El miedo a la calle en Córdoba

El miedo a la calle en Córdoba

La calle ha dejado de pertenecerle al vecino. La maldita sensación de estar en peligro permanente se extiende en capital.

No por repetida y hasta el hartazgo, la realidad puede dejar de sorprender o inquietarnos. La calle, ese espacio público donde todos somos iguales definitivamente, ha dejado de pertenecernos desde hace tiempo. Y nada, en el corto plazo, va a cambiar esa situación.

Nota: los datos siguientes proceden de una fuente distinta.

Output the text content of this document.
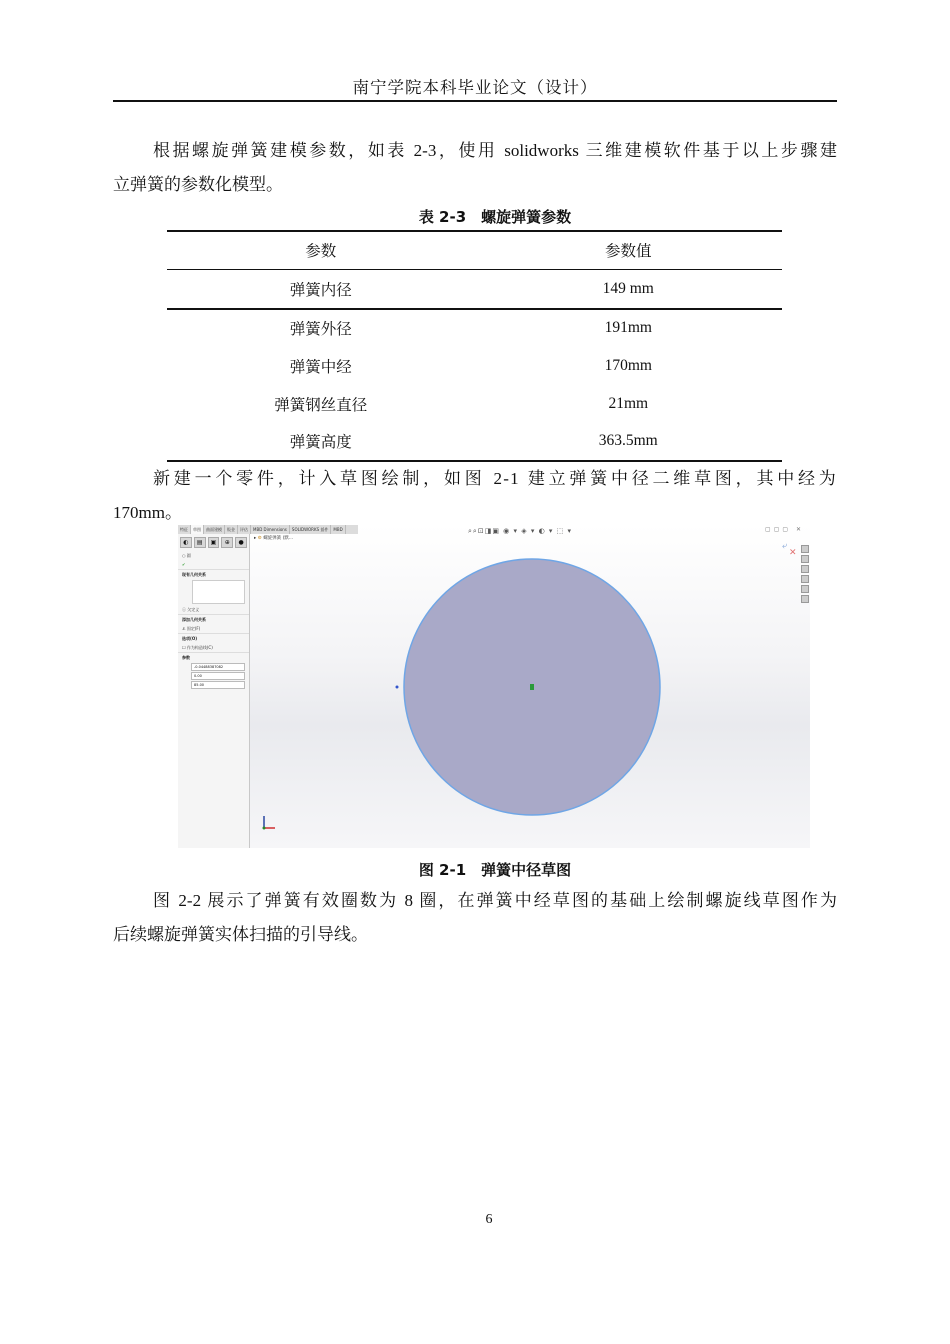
南宁学院本科毕业论文（设计）
根据螺旋弹簧建模参数，如表 2-3，使用 solidworks 三维建模软件基于以上步骤建
立弹簧的参数化模型。
表 2-3　螺旋弹簧参数
参数	参数值
弹簧内径	149 mm
弹簧外径	191mm
弹簧中经	170mm
弹簧钢丝直径	21mm
弹簧高度	363.5mm
新建一个零件，计入草图绘制，如图 2-1 建立弹簧中径二维草图，其中经为
170mm。
特征	草图	曲面建模	钣金	评估	MBD Dimensions	SOLIDWORKS 插件	MBD
◐	▤	▣	⊕	●
○ 圆
✔
现有几何关系
ⓘ 欠定义
添加几何关系
⚓ 固定(F)
选项(O)
☐ 作为构造线(C)
参数
-0.04488387082
0.00
85.00
▸ ⚙ 螺旋弹簧 (默...
⌕⌕⊡◨▣ ◉ ▾ ◈ ▾ ◐ ▾ ⬚ ▾	▢▢▢ ✕
⤶
✕
图 2-1　弹簧中径草图
图 2-2 展示了弹簧有效圈数为 8 圈，在弹簧中经草图的基础上绘制螺旋线草图作为
后续螺旋弹簧实体扫描的引导线。
6
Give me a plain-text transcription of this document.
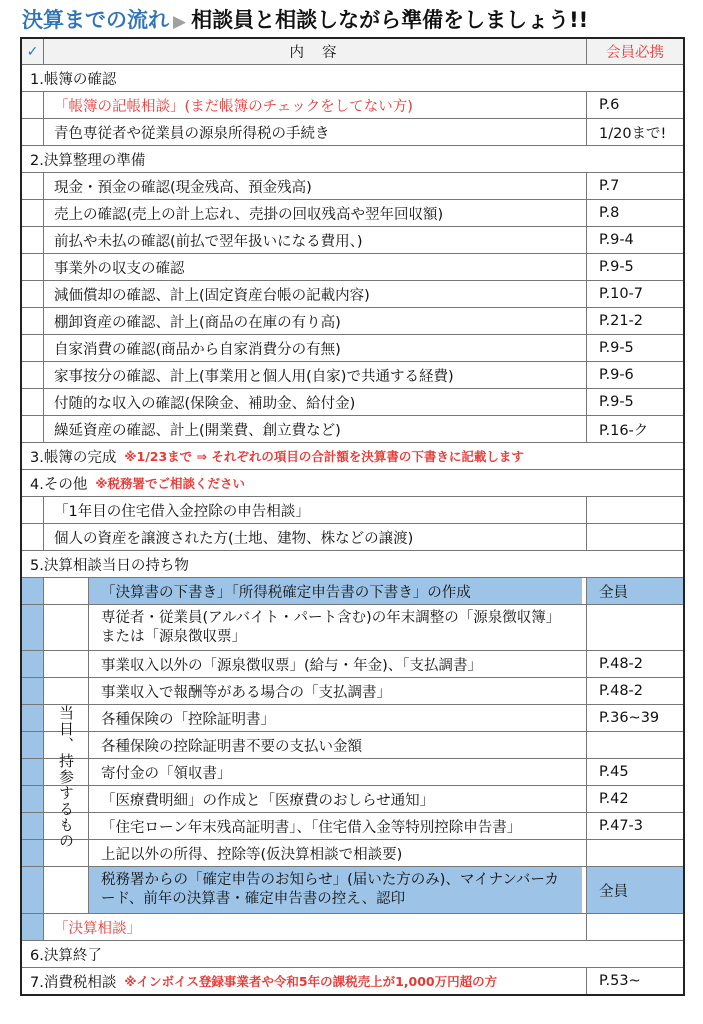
決算までの流れ ▶ 相談員と相談しながら準備をしましょう!!
✓	内容	会員必携
1.帳簿の確認
「帳簿の記帳相談」(まだ帳簿のチェックをしてない方)	P.6
青色専従者や従業員の源泉所得税の手続き	1/20まで!
2.決算整理の準備
現金・預金の確認(現金残高、預金残高)	P.7
売上の確認(売上の計上忘れ、売掛の回収残高や翌年回収額)	P.8
前払や未払の確認(前払で翌年扱いになる費用、)	P.9-4
事業外の収支の確認	P.9-5
減価償却の確認、計上(固定資産台帳の記載内容)	P.10-7
棚卸資産の確認、計上(商品の在庫の有り高)	P.21-2
自家消費の確認(商品から自家消費分の有無)	P.9-5
家事按分の確認、計上(事業用と個人用(自家)で共通する経費)	P.9-6
付随的な収入の確認(保険金、補助金、給付金)	P.9-5
繰延資産の確認、計上(開業費、創立費など)	P.16-ク
3.帳簿の完成 ※1/23まで ⇒ それぞれの項目の合計額を決算書の下書きに記載します
4.その他 ※税務署でご相談ください
「1年目の住宅借入金控除の申告相談」
個人の資産を譲渡された方(土地、建物、株などの譲渡)
5.決算相談当日の持ち物
「決算書の下書き」「所得税確定申告書の下書き」の作成	全員
専従者・従業員(アルバイト・パート含む)の年末調整の「源泉徴収簿」または「源泉徴収票」
事業収入以外の「源泉徴収票」(給与・年金)、「支払調書」	P.48-2
事業収入で報酬等がある場合の「支払調書」	P.48-2
各種保険の「控除証明書」	P.36~39
各種保険の控除証明書不要の支払い金額
寄付金の「領収書」	P.45
「医療費明細」の作成と「医療費のおしらせ通知」	P.42
「住宅ローン年末残高証明書」、「住宅借入金等特別控除申告書」	P.47-3
上記以外の所得、控除等(仮決算相談で相談要)
税務署からの「確定申告のお知らせ」(届いた方のみ)、マイナンバーカード、前年の決算書・確定申告書の控え、認印	全員
「決算相談」
6.決算終了
7.消費税相談 ※インボイス登録事業者や令和5年の課税売上が1,000万円超の方	P.53~
当日、持参するもの
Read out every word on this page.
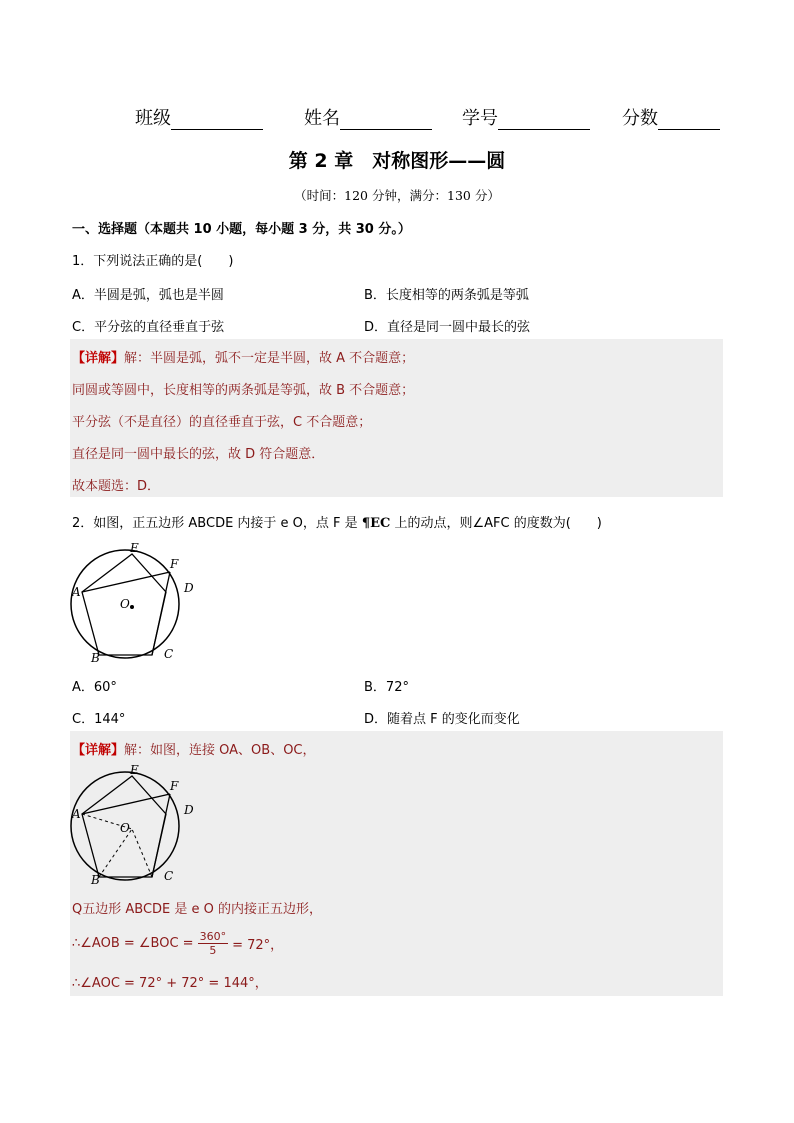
班级	姓名	学号	分数
第 2 章　对称图形——圆
（时间：120 分钟，满分：130 分）
一、选择题（本题共 10 小题，每小题 3 分，共 30 分。）
1．下列说法正确的是(　　)
A．半圆是弧，弧也是半圆	B．长度相等的两条弧是等弧
C．平分弦的直径垂直于弦	D．直径是同一圆中最长的弦
【详解】解：半圆是弧，弧不一定是半圆，故 A 不合题意；
同圆或等圆中，长度相等的两条弧是等弧，故 B 不合题意；
平分弦（不是直径）的直径垂直于弦，C 不合题意；
直径是同一圆中最长的弦，故 D 符合题意．
故本题选：D．
2．如图，正五边形 ABCDE 内接于 e O，点 F 是 ¶EC 上的动点，则∠AFC 的度数为(　　)
A
B	C
D
E
F
O
A．60°	B．72°
C．144°	D．随着点 F 的变化而变化
【详解】解：如图，连接 OA、OB、OC，
A
B	C
D
E
F
O
Q五边形 ABCDE 是 e O 的内接正五边形，
∴∠AOB = ∠BOC = $\frac{360^\circ}{5} = 72^\circ$，
∴∠AOC = 72° + 72° = 144°，
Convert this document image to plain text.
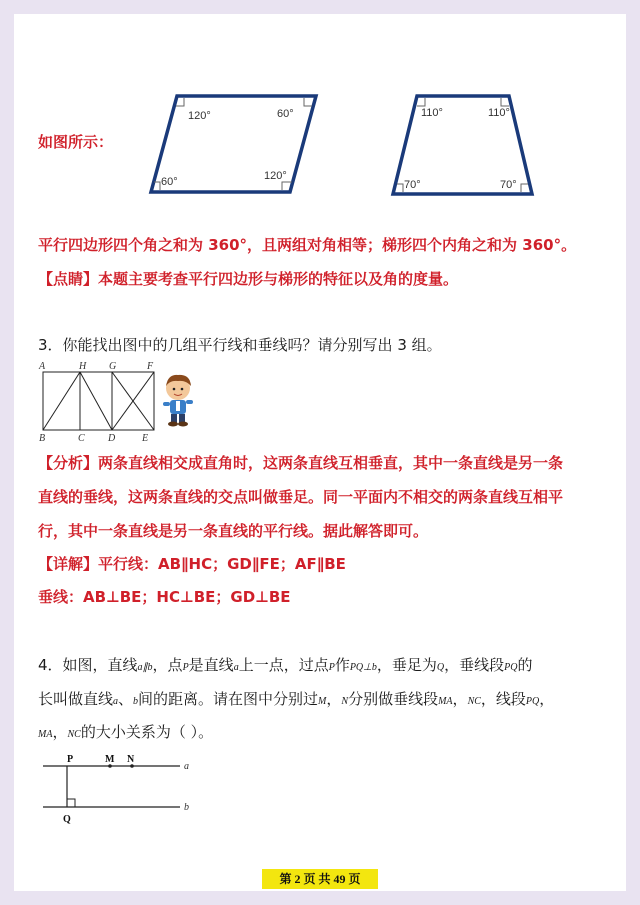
如图所示：
120°	60°
60°	120°
110°	110°
70°	70°
平行四边形四个角之和为 360°，且两组对角相等；梯形四个内角之和为 360°。
【点睛】本题主要考查平行四边形与梯形的特征以及角的度量。
3．你能找出图中的几组平行线和垂线吗？请分别写出 3 组。
A	H G	F
B	C D	E
【分析】两条直线相交成直角时，这两条直线互相垂直，其中一条直线是另一条
直线的垂线，这两条直线的交点叫做垂足。同一平面内不相交的两条直线互相平
行，其中一条直线是另一条直线的平行线。据此解答即可。
【详解】平行线：AB∥HC；GD∥FE；AF∥BE
垂线：AB⊥BE；HC⊥BE；GD⊥BE
4．如图，直线a∥b，点P是直线a上一点，过点P作PQ⊥b，垂足为Q，垂线段PQ的
长叫做直线a、b间的距离。请在图中分别过M，N分别做垂线段MA，NC，线段PQ，
MA，NC的大小关系为（ ）。
P	M N
a
b
Q
第 2 页 共 49 页
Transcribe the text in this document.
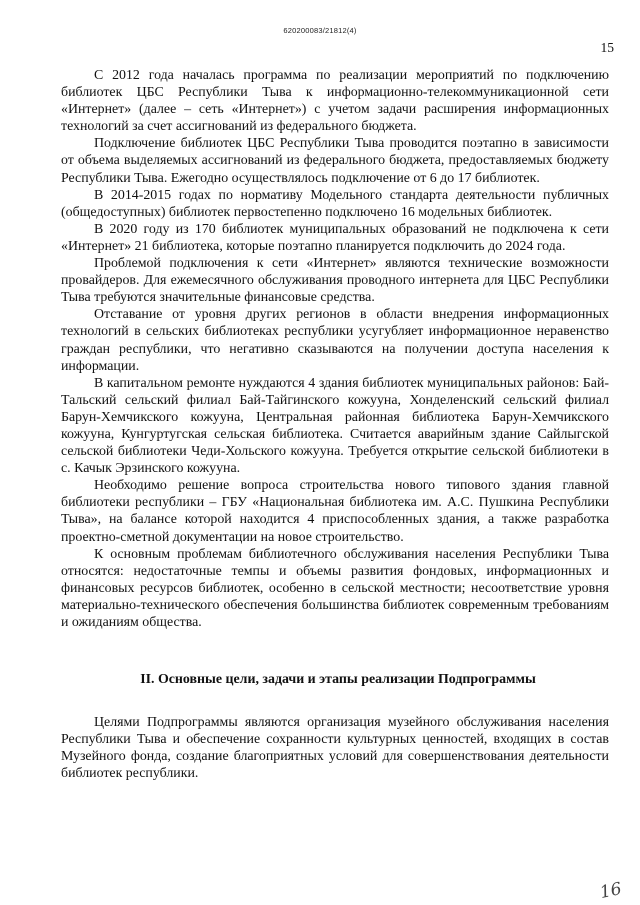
620200083/21812(4)
15

С 2012 года началась программа по реализации мероприятий по подключению библиотек ЦБС Республики Тыва к информационно-телекоммуникационной сети «Интернет» (далее – сеть «Интернет») с учетом задачи расширения информационных технологий за счет ассигнований из федерального бюджета.

Подключение библиотек ЦБС Республики Тыва проводится поэтапно в зависимости от объема выделяемых ассигнований из федерального бюджета, предоставляемых бюджету Республики Тыва. Ежегодно осуществлялось подключение от 6 до 17 библиотек.

В 2014-2015 годах по нормативу Модельного стандарта деятельности публичных (общедоступных) библиотек первостепенно подключено 16 модельных библиотек.

В 2020 году из 170 библиотек муниципальных образований не подключена к сети «Интернет» 21 библиотека, которые поэтапно планируется подключить до 2024 года.

Проблемой подключения к сети «Интернет» являются технические возможности провайдеров. Для ежемесячного обслуживания проводного интернета для ЦБС Республики Тыва требуются значительные финансовые средства.

Отставание от уровня других регионов в области внедрения информационных технологий в сельских библиотеках республики усугубляет информационное неравенство граждан республики, что негативно сказываются на получении доступа населения к информации.

В капитальном ремонте нуждаются 4 здания библиотек муниципальных районов: Бай-Тальский сельский филиал Бай-Тайгинского кожууна, Хонделенский сельский филиал Барун-Хемчикского кожууна, Центральная районная библиотека Барун-Хемчикского кожууна, Кунгуртугская сельская библиотека. Считается аварийным здание Сайлыгской сельской библиотеки Чеди-Хольского кожууна. Требуется открытие сельской библиотеки в с. Качык Эрзинского кожууна.

Необходимо решение вопроса строительства нового типового здания главной библиотеки республики – ГБУ «Национальная библиотека им. А.С. Пушкина Республики Тыва», на балансе которой находится 4 приспособленных здания, а также разработка проектно-сметной документации на новое строительство.

К основным проблемам библиотечного обслуживания населения Республики Тыва относятся: недостаточные темпы и объемы развития фондовых, информационных и финансовых ресурсов библиотек, особенно в сельской местности; несоответствие уровня материально-технического обеспечения большинства библиотек современным требованиям и ожиданиям общества.

II. Основные цели, задачи и этапы реализации Подпрограммы

Целями Подпрограммы являются организация музейного обслуживания населения Республики Тыва и обеспечение сохранности культурных ценностей, входящих в состав Музейного фонда, создание благоприятных условий для совершенствования деятельности библиотек республики.

16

Así lo siente el vecino común cuando ve de qué modo el andar o el estar en un espacio abierto –como una calle o una plaza– se convirtió en una latente situación de riesgo. Sobre todo en aquellos puntos de la ciudad de Córdoba que no son las grandes avenidas donde desfilan los patrulleros nuevos.

Esa maldita sensación de estar en peligro permanente se extiende. No por nada una reciente encuesta realizada por este diario ratificó que la inseguridad sigue siendo, por lejos, el mayor problema que enfrentan los habitantes de la Capital.

Hoy el vecino ve de qué forma las calles, en su gran mayoría, han sido ocupadas por una delincuencia jugada al todo por el todo, en muchos casos.